In most cases mold can be removed by a thorough cleaning with bleach and water. If you have an extensive amount of mold and you do not think you can manage the cleanup on your own, you may want to contact a professional who has experience in cleaning molds in buildings.
Q 12.
What should people to do if they determine they have Stachybotrys chartarum (Stachybotrys atra) in their buildings or homes?
A.
Mold growing in homes and buildings, whether it is Stachybotrys chartarum (Stachybotrys atra) or other molds, indicates that there is a problem with water or moisture. This is the first problem that needs to be addressed. Mold can be cleaned off surfaces with a weak bleach solution. Mold under carpets typically requires that the carpets be removed. Once mold starts to grow in insulation or wallboard the only way to deal with the problem is by removal and replacement.
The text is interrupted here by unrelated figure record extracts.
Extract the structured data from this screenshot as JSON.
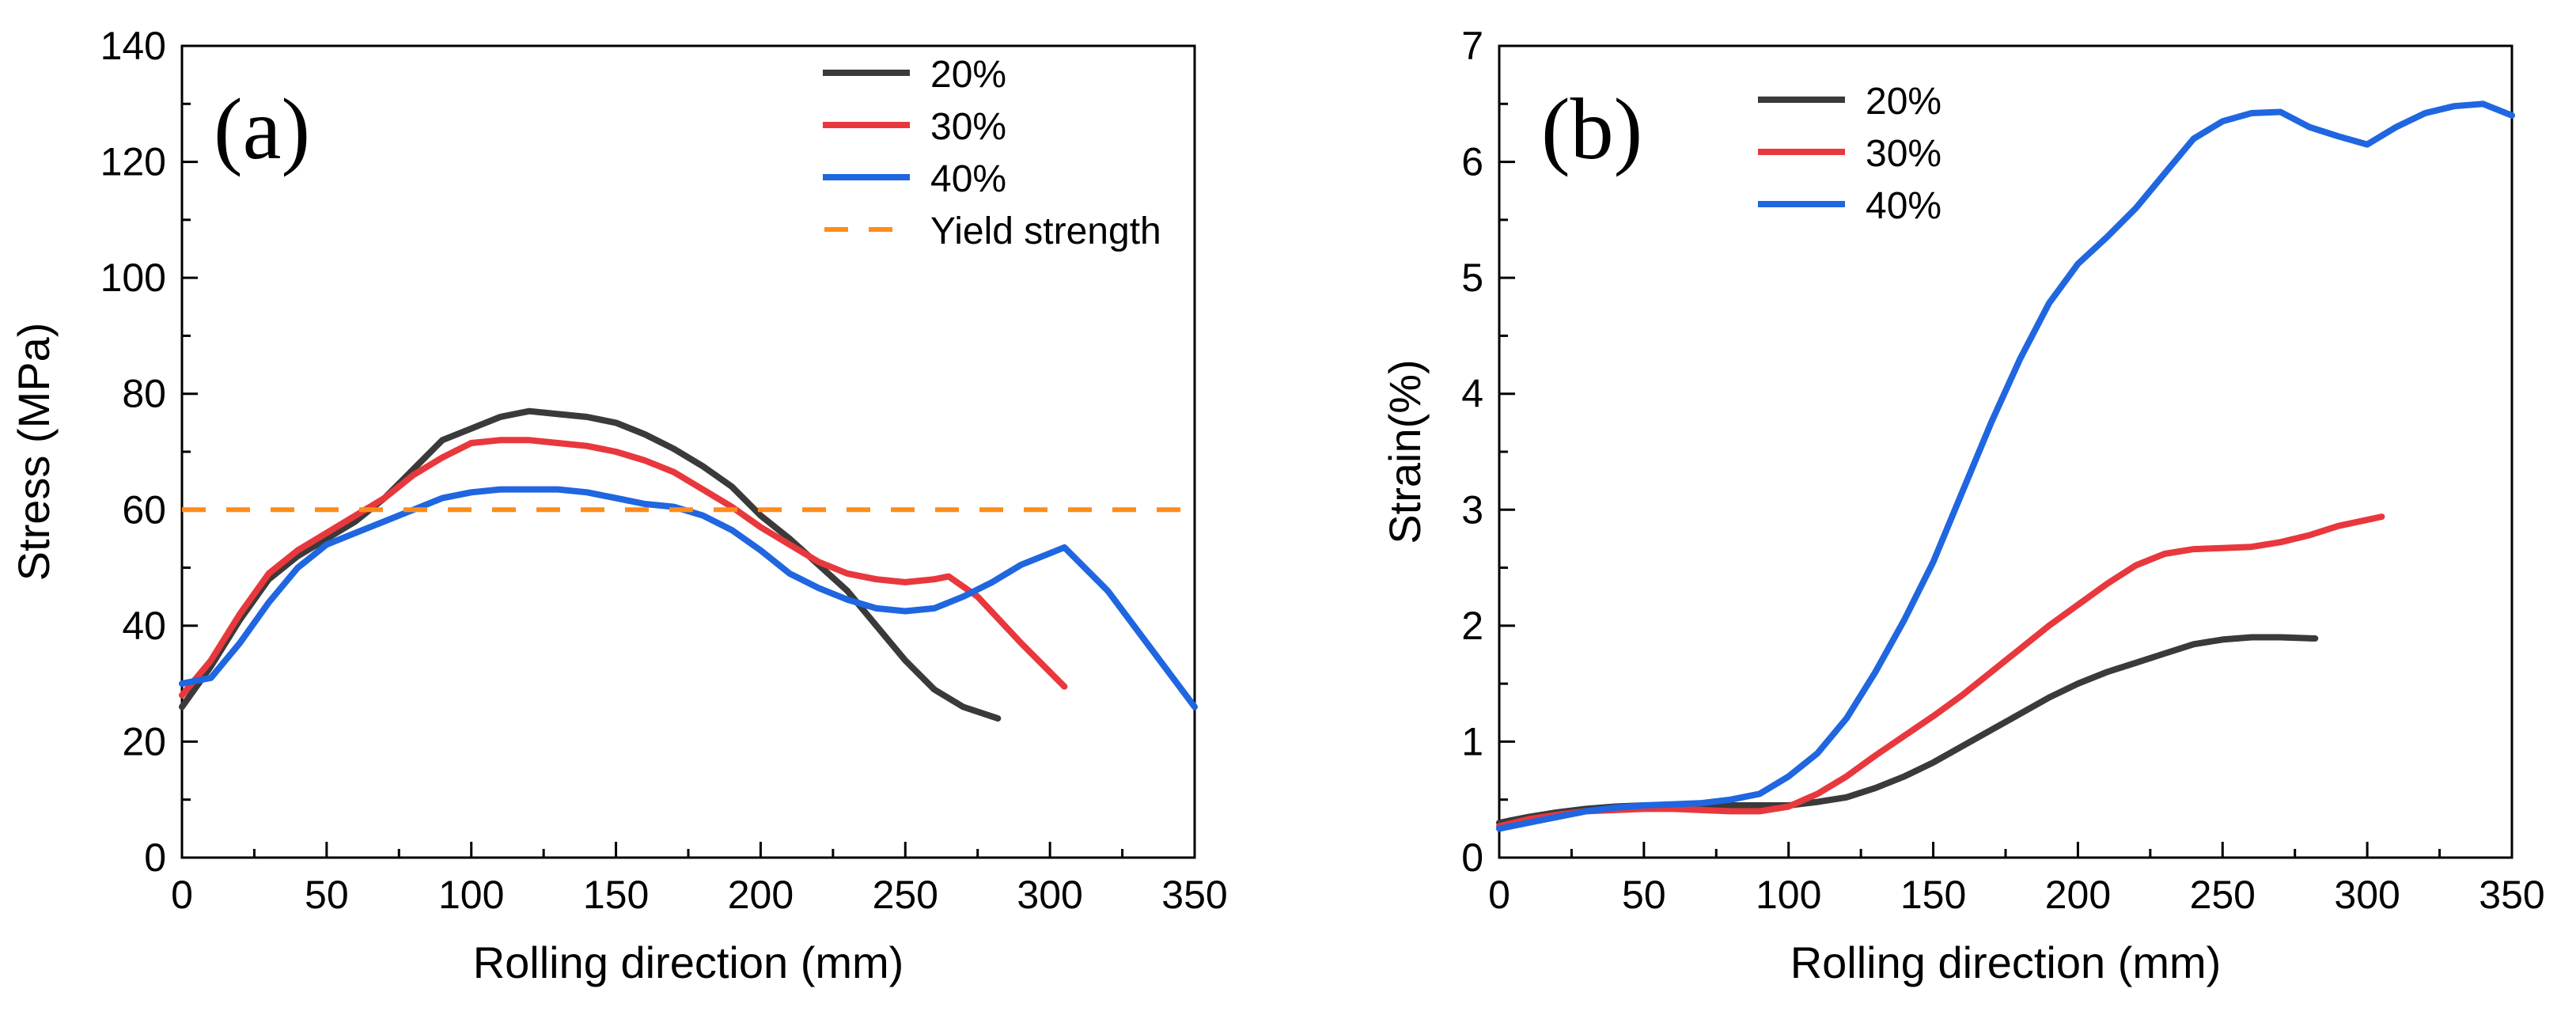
{
  "chart_data": [
    {
      "type": "line",
      "panel_label": "(a)",
      "xlabel": "Rolling direction (mm)",
      "ylabel": "Stress (MPa)",
      "xlim": [
        0,
        350
      ],
      "ylim": [
        0,
        140
      ],
      "xticks": [
        0,
        50,
        100,
        150,
        200,
        250,
        300,
        350
      ],
      "yticks": [
        0,
        20,
        40,
        60,
        80,
        100,
        120,
        140
      ],
      "legend_position": "top-right",
      "series": [
        {
          "name": "20%",
          "color": "#3a3a3a",
          "x": [
            0,
            10,
            20,
            30,
            40,
            50,
            60,
            70,
            80,
            90,
            100,
            110,
            120,
            130,
            140,
            150,
            160,
            170,
            180,
            190,
            200,
            210,
            220,
            230,
            240,
            250,
            260,
            270,
            282
          ],
          "y": [
            26,
            33,
            41,
            48,
            52,
            55,
            58,
            62,
            67,
            72,
            74,
            76,
            77,
            76.5,
            76,
            75,
            73,
            70.5,
            67.5,
            64,
            59,
            55,
            50.5,
            46,
            40,
            34,
            29,
            26,
            24
          ]
        },
        {
          "name": "30%",
          "color": "#e8383d",
          "x": [
            0,
            10,
            20,
            30,
            40,
            50,
            60,
            70,
            80,
            90,
            100,
            110,
            120,
            130,
            140,
            150,
            160,
            170,
            180,
            190,
            200,
            210,
            220,
            230,
            240,
            250,
            260,
            265,
            275,
            290,
            305
          ],
          "y": [
            28,
            34,
            42,
            49,
            53,
            56,
            59,
            62,
            66,
            69,
            71.5,
            72,
            72,
            71.5,
            71,
            70,
            68.5,
            66.5,
            63.5,
            60.5,
            57,
            54,
            51,
            49,
            48,
            47.5,
            48,
            48.5,
            45,
            37,
            29.5
          ]
        },
        {
          "name": "40%",
          "color": "#1f66e0",
          "x": [
            0,
            10,
            20,
            30,
            40,
            50,
            60,
            70,
            80,
            90,
            100,
            110,
            120,
            130,
            140,
            150,
            160,
            170,
            180,
            190,
            200,
            210,
            220,
            230,
            240,
            250,
            260,
            270,
            280,
            290,
            305,
            320,
            335,
            350
          ],
          "y": [
            30,
            31,
            37,
            44,
            50,
            54,
            56,
            58,
            60,
            62,
            63,
            63.5,
            63.5,
            63.5,
            63,
            62,
            61,
            60.5,
            59,
            56.5,
            53,
            49,
            46.5,
            44.5,
            43,
            42.5,
            43,
            45,
            47.5,
            50.5,
            53.5,
            46,
            36,
            26
          ]
        },
        {
          "name": "Yield strength",
          "color": "#ff8c1a",
          "dashed": true,
          "x": [
            0,
            350
          ],
          "y": [
            60,
            60
          ]
        }
      ]
    },
    {
      "type": "line",
      "panel_label": "(b)",
      "xlabel": "Rolling direction (mm)",
      "ylabel": "Strain(%)",
      "xlim": [
        0,
        350
      ],
      "ylim": [
        0,
        7
      ],
      "xticks": [
        0,
        50,
        100,
        150,
        200,
        250,
        300,
        350
      ],
      "yticks": [
        0,
        1,
        2,
        3,
        4,
        5,
        6,
        7
      ],
      "legend_position": "top-left",
      "series": [
        {
          "name": "20%",
          "color": "#3a3a3a",
          "x": [
            0,
            10,
            20,
            30,
            40,
            50,
            60,
            70,
            80,
            90,
            100,
            110,
            120,
            130,
            140,
            150,
            160,
            170,
            180,
            190,
            200,
            210,
            220,
            230,
            240,
            250,
            260,
            270,
            282
          ],
          "y": [
            0.3,
            0.35,
            0.39,
            0.42,
            0.44,
            0.45,
            0.45,
            0.45,
            0.45,
            0.45,
            0.45,
            0.48,
            0.52,
            0.6,
            0.7,
            0.82,
            0.96,
            1.1,
            1.24,
            1.38,
            1.5,
            1.6,
            1.68,
            1.76,
            1.84,
            1.88,
            1.9,
            1.9,
            1.89
          ]
        },
        {
          "name": "30%",
          "color": "#e8383d",
          "x": [
            0,
            10,
            20,
            30,
            40,
            50,
            60,
            70,
            80,
            90,
            100,
            110,
            120,
            130,
            140,
            150,
            160,
            170,
            180,
            190,
            200,
            210,
            220,
            230,
            240,
            250,
            260,
            270,
            280,
            290,
            305
          ],
          "y": [
            0.27,
            0.33,
            0.37,
            0.4,
            0.41,
            0.42,
            0.42,
            0.41,
            0.4,
            0.4,
            0.44,
            0.55,
            0.7,
            0.88,
            1.05,
            1.22,
            1.4,
            1.6,
            1.8,
            2.0,
            2.18,
            2.36,
            2.52,
            2.62,
            2.66,
            2.67,
            2.68,
            2.72,
            2.78,
            2.86,
            2.94
          ]
        },
        {
          "name": "40%",
          "color": "#1f66e0",
          "x": [
            0,
            10,
            20,
            30,
            40,
            50,
            60,
            70,
            80,
            90,
            100,
            110,
            120,
            130,
            140,
            150,
            160,
            170,
            180,
            190,
            200,
            210,
            220,
            230,
            240,
            250,
            260,
            270,
            280,
            290,
            300,
            310,
            320,
            330,
            340,
            350
          ],
          "y": [
            0.25,
            0.3,
            0.35,
            0.4,
            0.43,
            0.45,
            0.46,
            0.47,
            0.5,
            0.55,
            0.7,
            0.9,
            1.2,
            1.6,
            2.05,
            2.55,
            3.15,
            3.75,
            4.3,
            4.78,
            5.12,
            5.35,
            5.6,
            5.9,
            6.2,
            6.35,
            6.42,
            6.43,
            6.3,
            6.22,
            6.15,
            6.3,
            6.42,
            6.48,
            6.5,
            6.4
          ]
        }
      ]
    }
  ]
}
We do not believe that one needs to take any different precautions with Stachybotrys chartarum (Stachybotrys atra), than with other molds. In areas where flooding has occurred, prompt cleaning of walls and other flood-damaged items with water mixed with chlorine bleach, diluted 10 parts water to 1 part bleach, is necessary to prevent mold growth. Never mix bleach with ammonia. Moldy items should be discarded.
Q 13.
How do you keep mold out of buildings and homes?
A.
As part of routine building maintenance, buildings should be inspected for evidence of water damage and visible mold. The conditions causing mold (such as water leaks, condensation, infiltration, or flooding) should be corrected to prevent mold from growing.


Summary

In summary, Stachybotrys chartarum and other molds may cause health symptoms that are nonspecific. At present there is no test that proves an association between Stachybotrys chartarum and particular health symptoms. Individuals with persistent symptoms should see their physician. However, if Stachybotrys chartarum or other molds are found in a building, prudent practice recommends that they be removed. Use the simplest and most expedient method that properly and safely removes mold.